You can list different calculations on the same line by using a semicolon “;” to separate them. The answers are displayed on per line as usual, in the order the calculations were listed.

 25 * 6; 12.5 + 45.001; 3 + 5 + 7 + 9 
You can add multiple calculation to a line by separating them with semi-colons.

You can include the “scale” command in the list, too.

 scale=8; 22 / 7; scale=3; 0.3 * 0.071 
You can change the setting of scale for each calculation, even calculations on the same command line

The Standard Math Library

The -l (standard math library) option causes bc to load a set of functions, and sets “scale” to 20 decimal places.

 bc -l
22 / 7
bc launched with the -l option, showing pi calculated to 20 decimal places

With the standard library loaded, you can use these functions in your calculations.

  • s (x): The sine of x
  • c (x): The cosine of x.
  • a (x): The arctangent of x
  • l (x): The natural logarithm of x
  • e (x): The exponential of e to the value x
  • j (n,x): The Bessel function of integer order n of x.

Sine, cosine, and arctangent use radian values.

 s (1.1)
 
c (.891207)
 
a (.628473)
Calculating the sine, cosine, and arctan in bc in interactive mode

Sending Input to bc on the Command Line

You can use redirection and pipes to send input to bc. It processes your input and displays the answer in the terminal window.

You can redirect into bc with or without the -l (standard math library) option.

 bc <<< 22/7
bc -l <<< 22/7
Redirecting input into bc and bc -l

To pipe input to bc, the input has to be the output of another process. It’s convenient to use echo for this.

 echo 22/7 | bc
echo 22/7 | bc -l
Using echo to pipe input into bc and bc -l

If you have spaces in your input, or want to include the “scale” command, wrap your input in quotation marks.

 echo "22 / 7" | bc -l
echo "scale=6; 22 / 7" | bc
Wrapping input that includes spaces in quotation marks to pipe it into bc and bc -l

Using bc in Bash Shell Scripts

We’ve now got all we need to be able to perform floating point calculations in our bash scripts, to our chosen precision. We can also reference Bash variables in our calculations, including parameters to the script.

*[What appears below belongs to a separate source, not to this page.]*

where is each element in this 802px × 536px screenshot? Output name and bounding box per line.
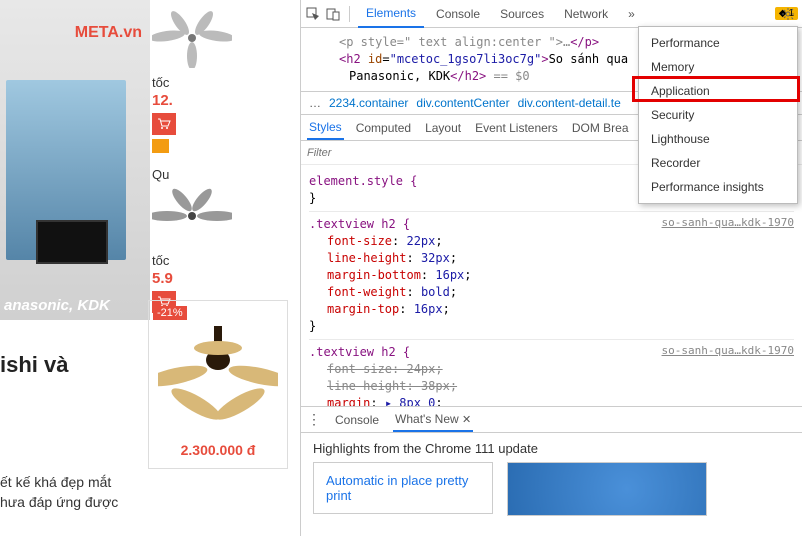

Here’s our example script. Copy this text into an editor, save it as “pi.sh”, then close your editor.

 #!/bin/bash

first_number=22
second_number=7

pi=$(echo "scale=$1; $first_number/$second_number" | bc)

echo "Pi to $1 decimal places is: $pi"

We use two variables, “first_number” and “second_number” to hold two numerical values. We use those variables in the input that we’re piping into bc.

We’ve also used the first command line parameter passed to the script, “$1”, as the value to set “scale” to.

Before we can try our script, we need to make it executable with chmod.

 chmod +x pi.sh 
Using chmod to make a script executable

Let’s try our script with different command line values.

 ./pi.sh 5
./pi.sh 14
./pi.sh 20
Output from the pi.sh script showing pi calculated to three different precisions

We get pi displayed to number of places we specify on the command line to our script.

Related: How to Use getopts to parse Linux Shell Script Options

It All Adds Up

Moving beyond the limitations of Bash’s integer-only mathematics gives our scripts precision and accuracy.

Using echo to pipe input to bc inside scripts is a little clunky, but it works perfectly well, and the benefits are worth it.